La construction du pont de Sucé (1869-1871)

Les travaux de construction de la levée et du pont en pierre commencent au début de l’année 1869.

Pour faire reposer les piles du pont sur une base stable, il est nécessaire de creuser un canal dans la roche de la colline de Montretait.  En effet, le fond de l’Erdre est ici trop profond et surtout trop vaseux. Quant au cours de la rivière, il doit être progressivement et entièrement barré par la levée. Ce sont donc des travaux de grande ampleur qui sont engagés pour permettre ce léger détournement de l’Erdre (qui passera désormais par le canal creusé dans la roche de Montretait) et ce rétrécissement considérable de son cours (qui passe ainsi de 150 mètres, à 17 mètres).

Pont Sucé sur Erdre

La roche de la colline de Montretait sur laquelle repose le pont

Les travaux s’achèvent en deux temps.

En novembre 1870, tandis que la guerre contre la Prusse bat son plein (juillet 1870 – janvier 1871), une passerelle de bois permet d’abord le passage des piétons. Les travaux pour terminer le pont sont interrompus pour ne pas fournir une possibilité éventuelle de franchissement de l’Erdre aux troupes ennemies.

La guerre s’achève le 28 janvier 1871. Les travaux reprennent et le pont est définitivement terminé dans le courant de l’année. Aucune inauguration n’a lieu.

Sucé-sur-Erdre

La chaussée et  le pont

Le pont de Sucé-sur-Erdre, de 1871 à aujourd’hui

Globalement, le pont de Sucé présente un aspect identique à celui qu’il avait en 1871. Il a nécessité seulement deux rénovations.

La première date de 1975. Des trottoirs sont créés et les rambardes sont remplacées. Sur la levée, les platanes sont abattus et de nouveaux arbres replantés.

En 2000, une nouvelle rénovation est engagée. Il s’agit de renforcer le tablier du pont pour supporter l’augmentation constante du trafic routier. La chaussée est élargie, ainsi que les trottoirs.

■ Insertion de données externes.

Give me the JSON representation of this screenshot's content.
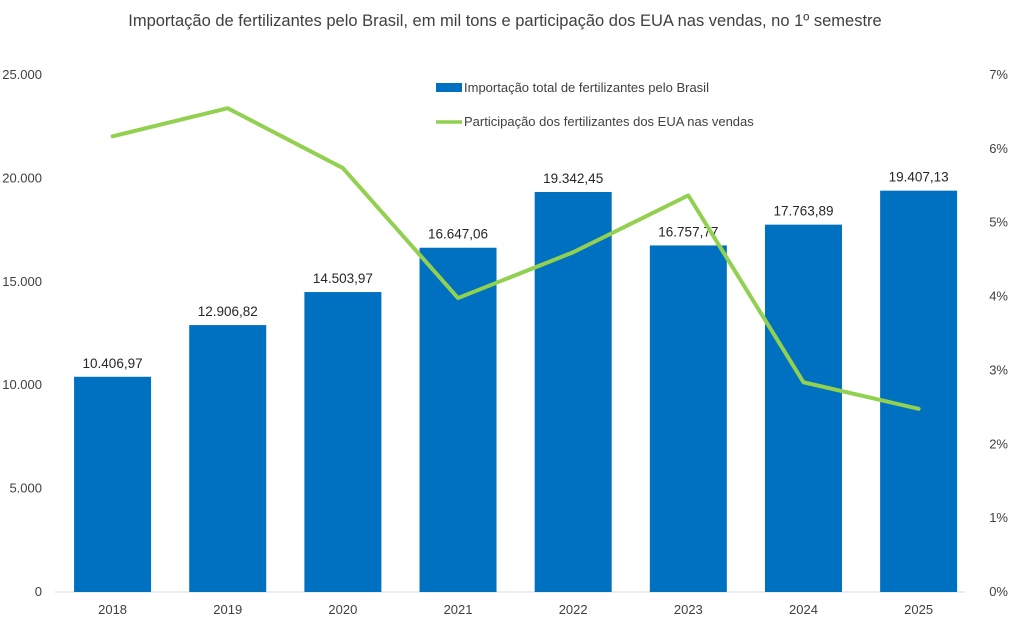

Les rambardes en béton installées en 1975 sont détruites et remplacées par des garde-corps en acier alternant avec des murets en pierre, plus esthétiques. Des lampadaires sont aussi ajoutés.

Aujourd’hui, le pont de Sucé reste un point de franchissement incontournable du cours de l’Erdre, et un symbole de la commune qui l’a intégré à son blason. C’est aussi un lieu privilégié pour observer l’Erdre tout au long de l’année.